I have on file on my computer about a dozen or so scholarly papers presenting ethnographies of illegal or ‘subsistence’ digging of archaeological sites. Many of the authors preface their research findings with an observation that by looking at diggers rather than at collectors they are breaking with convention and offering a new and radical perspective. In reality, there is no such convention and they are doing no such thing. I do not have any ethnographies of up-market collectors in their native habitats of Beverly Hills, Manhattan, Kensington, or wherever. Rich and powerful collectors are accustomed to protecting their privacy and are well able to do so. They are lawyered-up.
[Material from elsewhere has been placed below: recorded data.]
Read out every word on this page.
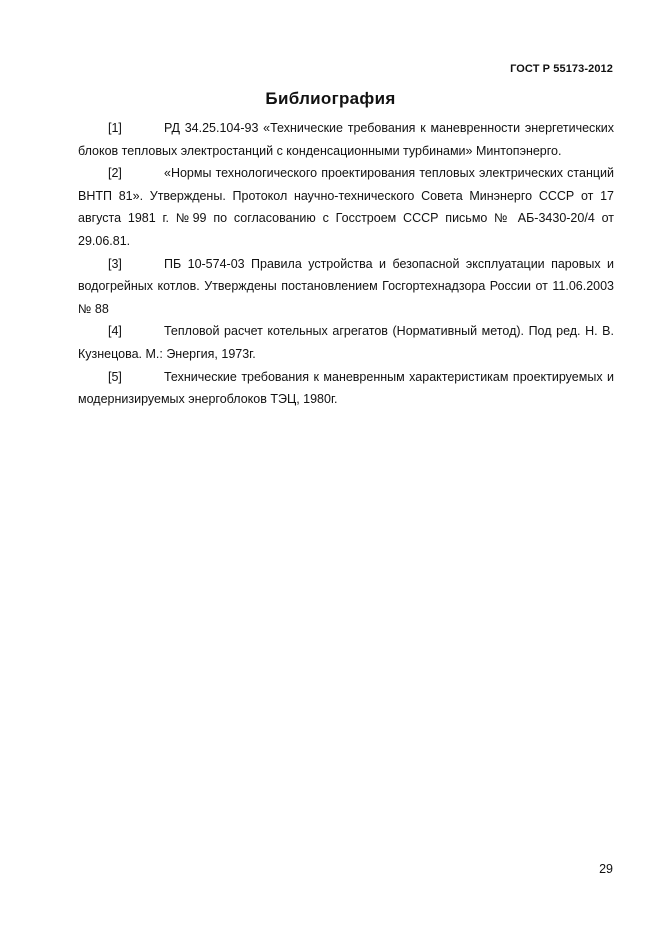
ГОСТ Р 55173-2012
Библиография

[1]	РД 34.25.104-93 «Технические требования к маневренности энергетических блоков тепловых электростанций с конденсационными турбинами» Минтопэнерго.

[2]	«Нормы технологического проектирования тепловых электрических станций ВНТП 81». Утверждены. Протокол научно-технического Совета Минэнерго СССР от 17 августа 1981 г. №99 по согласованию с Госстроем СССР письмо № АБ-3430-20/4 от 29.06.81.

[3]	ПБ 10-574-03 Правила устройства и безопасной эксплуатации паровых и водогрейных котлов. Утверждены постановлением Госгортехнадзора России от 11.06.2003 № 88

[4]	Тепловой расчет котельных агрегатов (Нормативный метод). Под ред. Н. В. Кузнецова. М.: Энергия, 1973г.

[5]	Технические требования к маневренным характеристикам проектируемых и модернизируемых энергоблоков ТЭЦ, 1980г.

29
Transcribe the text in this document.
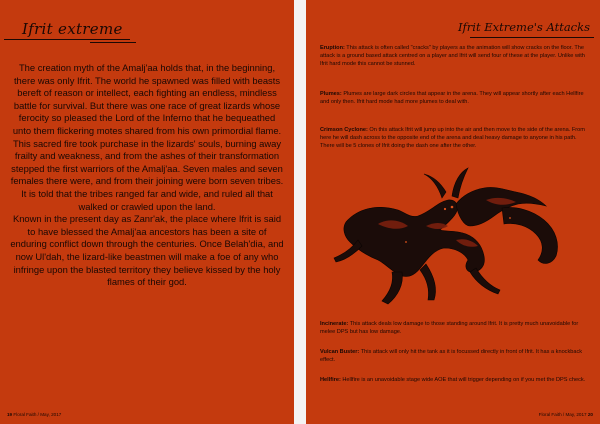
Ifrit extreme

The creation myth of the Amalj'aa holds that, in the beginning, there was only Ifrit. The world he spawned was filled with beasts bereft of reason or intellect, each fighting an endless, mindless battle for survival. But there was one race of great lizards whose ferocity so pleased the Lord of the Inferno that he bequeathed unto them flickering motes shared from his own primordial flame.

This sacred fire took purchase in the lizards' souls, burning away frailty and weakness, and from the ashes of their transformation stepped the first warriors of the Amalj'aa. Seven males and seven females there were, and from their joining were born seven tribes. It is told that the tribes ranged far and wide, and ruled all that walked or crawled upon the land.

Known in the present day as Zanr'ak, the place where Ifrit is said to have blessed the Amalj'aa ancestors has been a site of enduring conflict down through the centuries. Once Belah'dia, and now Ul'dah, the lizard-like beastmen will make a foe of any who infringe upon the blasted territory they believe kissed by the holy flames of their god.

19 Floral Faith / May, 2017
Ifrit Extreme's Attacks

Eruption: This attack is often called "cracks" by players as the animation will show cracks on the floor. The attack is a ground based attack centred on a player and Ifrit will send four of these at the player. Unlike with Ifrit hard mode this cannot be stunned.

Plumes: Plumes are large dark circles that appear in the arena. They will appear shortly after each Hellfire and only then. Ifrit hard mode had more plumes to deal with.

Crimson Cyclone: On this attack Ifrit will jump up into the air and then move to the side of the arena. From here he will dash across to the opposite end of the arena and deal heavy damage to anyone in his path. There will be 5 clones of Ifrit doing the dash one after the other.

Incinerate: This attack deals low damage to those standing around Ifrit. It is pretty much unavoidable for melee DPS but has low damage.

Vulcan Buster: This attack will only hit the tank as it is focussed directly in front of Ifrit. It has a knockback effect.

Hellfire: Hellfire is an unavoidable stage wide AOE that will trigger depending on if you met the DPS check.

Floral Faith / May, 2017 20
Poor diggers on the ground are not so privileged and are in consequence more open to investigation by scholars – and by police.
I also have on file on my computer (and backed-up elsewhere) a series of e-mails dating to 2000 that seemingly details the planning and organization of a smuggling operation intended to move material from Middle Eastern countries through London and on to a wealthy private collector in the US. The network included a curator of a major museum acting in an advisory capacity. One operation involved the illegal export from Syria of an assemblage of Byzantine silver.
In 2006, I decided to go public with this information and – foolishly as it turned out – contacted the US collector for comment. The reply when it arrived was from his lawyers threatening legal action. My publisher decided to drop the paper and I was none too keen myself to have the threat of a libel suit hanging over my head. So that was me – firmly silenced.
Still, going forward, who knows what might happen. I am currently revisiting this material and trying to work up a corroborating source. In the meantime, I will keep investigating diggers. Not because it is somehow radical or breaking with convention. It is not. It is simply the easier option.